The size of a homebuyer's down payment can make the difference between an affordable monthly mortgage payment and one that squeezes a household's budget, Zillow, a real estate and rental marketplace, reported Friday.
A 20% down payment on a home's purchase price is a longstanding benchmark, Zillow said. This keeps monthly payments lower, saves on interest and negates the need for costly mortgage insurance.
Forty-three percent of buyers — of whom 42% are millennials, the largest contingent — put down 20% or more, according to Zillow's analysis of homebuyers nationally and in five major metropolitan areas: Atlanta, Chicago, Washington, D.C., Phoenix and San Francisco.

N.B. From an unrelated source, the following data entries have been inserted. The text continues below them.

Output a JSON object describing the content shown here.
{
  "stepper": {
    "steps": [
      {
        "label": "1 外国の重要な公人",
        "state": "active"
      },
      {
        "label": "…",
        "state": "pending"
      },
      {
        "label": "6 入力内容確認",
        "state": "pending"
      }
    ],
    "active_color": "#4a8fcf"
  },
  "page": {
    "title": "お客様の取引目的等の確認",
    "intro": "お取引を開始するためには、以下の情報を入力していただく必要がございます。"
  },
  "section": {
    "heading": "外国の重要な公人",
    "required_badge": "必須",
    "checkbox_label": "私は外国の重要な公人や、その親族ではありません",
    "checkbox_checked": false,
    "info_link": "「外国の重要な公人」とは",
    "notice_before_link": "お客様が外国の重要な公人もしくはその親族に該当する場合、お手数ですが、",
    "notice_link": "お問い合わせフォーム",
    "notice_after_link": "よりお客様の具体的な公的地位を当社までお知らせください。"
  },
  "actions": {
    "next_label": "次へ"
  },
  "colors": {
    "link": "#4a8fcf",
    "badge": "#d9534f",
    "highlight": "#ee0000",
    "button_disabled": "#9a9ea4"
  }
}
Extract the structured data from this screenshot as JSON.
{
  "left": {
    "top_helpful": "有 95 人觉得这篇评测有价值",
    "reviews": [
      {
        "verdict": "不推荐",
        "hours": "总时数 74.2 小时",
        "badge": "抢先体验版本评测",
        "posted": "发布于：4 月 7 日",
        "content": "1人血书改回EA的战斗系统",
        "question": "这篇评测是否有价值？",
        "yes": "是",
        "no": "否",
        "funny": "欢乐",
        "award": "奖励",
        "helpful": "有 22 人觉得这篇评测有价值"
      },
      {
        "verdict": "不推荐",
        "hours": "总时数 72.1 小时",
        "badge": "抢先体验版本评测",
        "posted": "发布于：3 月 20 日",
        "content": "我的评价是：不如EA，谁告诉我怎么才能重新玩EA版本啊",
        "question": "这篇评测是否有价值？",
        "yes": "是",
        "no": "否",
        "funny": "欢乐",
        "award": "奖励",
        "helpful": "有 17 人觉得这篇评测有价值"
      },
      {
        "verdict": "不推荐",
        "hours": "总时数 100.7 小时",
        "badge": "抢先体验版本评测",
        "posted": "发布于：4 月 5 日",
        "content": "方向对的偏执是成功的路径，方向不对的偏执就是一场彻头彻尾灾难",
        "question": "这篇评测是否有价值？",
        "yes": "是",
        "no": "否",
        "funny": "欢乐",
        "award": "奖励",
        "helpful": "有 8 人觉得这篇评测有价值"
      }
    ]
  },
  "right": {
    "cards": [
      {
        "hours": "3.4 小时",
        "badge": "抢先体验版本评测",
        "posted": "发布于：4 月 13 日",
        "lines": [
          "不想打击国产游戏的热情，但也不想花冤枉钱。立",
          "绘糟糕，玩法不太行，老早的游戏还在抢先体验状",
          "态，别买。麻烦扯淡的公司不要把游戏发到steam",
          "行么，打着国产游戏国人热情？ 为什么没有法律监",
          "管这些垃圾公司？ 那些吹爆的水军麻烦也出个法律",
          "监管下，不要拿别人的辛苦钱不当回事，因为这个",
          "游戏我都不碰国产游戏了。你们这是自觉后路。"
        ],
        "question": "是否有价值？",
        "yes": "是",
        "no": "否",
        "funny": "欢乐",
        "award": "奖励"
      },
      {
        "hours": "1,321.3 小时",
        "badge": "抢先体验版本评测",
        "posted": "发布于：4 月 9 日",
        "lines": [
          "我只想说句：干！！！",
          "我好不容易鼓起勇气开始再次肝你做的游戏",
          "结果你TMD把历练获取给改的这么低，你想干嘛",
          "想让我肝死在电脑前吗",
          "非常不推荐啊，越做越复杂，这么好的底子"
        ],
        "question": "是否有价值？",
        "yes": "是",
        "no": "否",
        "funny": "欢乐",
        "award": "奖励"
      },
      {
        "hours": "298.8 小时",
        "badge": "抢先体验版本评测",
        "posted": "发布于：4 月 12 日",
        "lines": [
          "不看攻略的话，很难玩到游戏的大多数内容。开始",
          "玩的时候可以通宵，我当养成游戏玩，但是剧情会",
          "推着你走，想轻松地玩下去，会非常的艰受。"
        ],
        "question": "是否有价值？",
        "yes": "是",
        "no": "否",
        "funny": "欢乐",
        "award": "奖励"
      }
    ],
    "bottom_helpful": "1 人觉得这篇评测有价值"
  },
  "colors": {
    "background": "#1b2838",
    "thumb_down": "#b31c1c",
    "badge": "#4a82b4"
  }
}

The survey revealed that just as U.S. housing markets vary greatly by region, so do down payment trends.
In Atlanta and Phoenix, slightly less than a third of homebuyers put down 20%. Zillow found that buyers in Phoenix were just as likely to put down 5% or less as they were to put down 20% or more.
Even more concerning were buyers in Atlanta, who put down less than 5% more often than they put down at least 20%, opening low payers to greater risk of becoming underwater on their mortgages, Zillow said.
In contrast, buyers in Chicago, San Francisco and Washington, D.C., were at least as likely as the typical national buyer to put down at least 20%.
Seven-Year Itch
Saving for a down payment is the chief hurdle to homeownership, Zillow research showed.
It takes a typical American homebuyer more than seven years to save a 20% down payment on the typical-valued home. Zillow defined today's "typical American homebuyer" as a 41-year-old, college-educated couple with an annual median household income of $72,500 and aspirations for single-family living.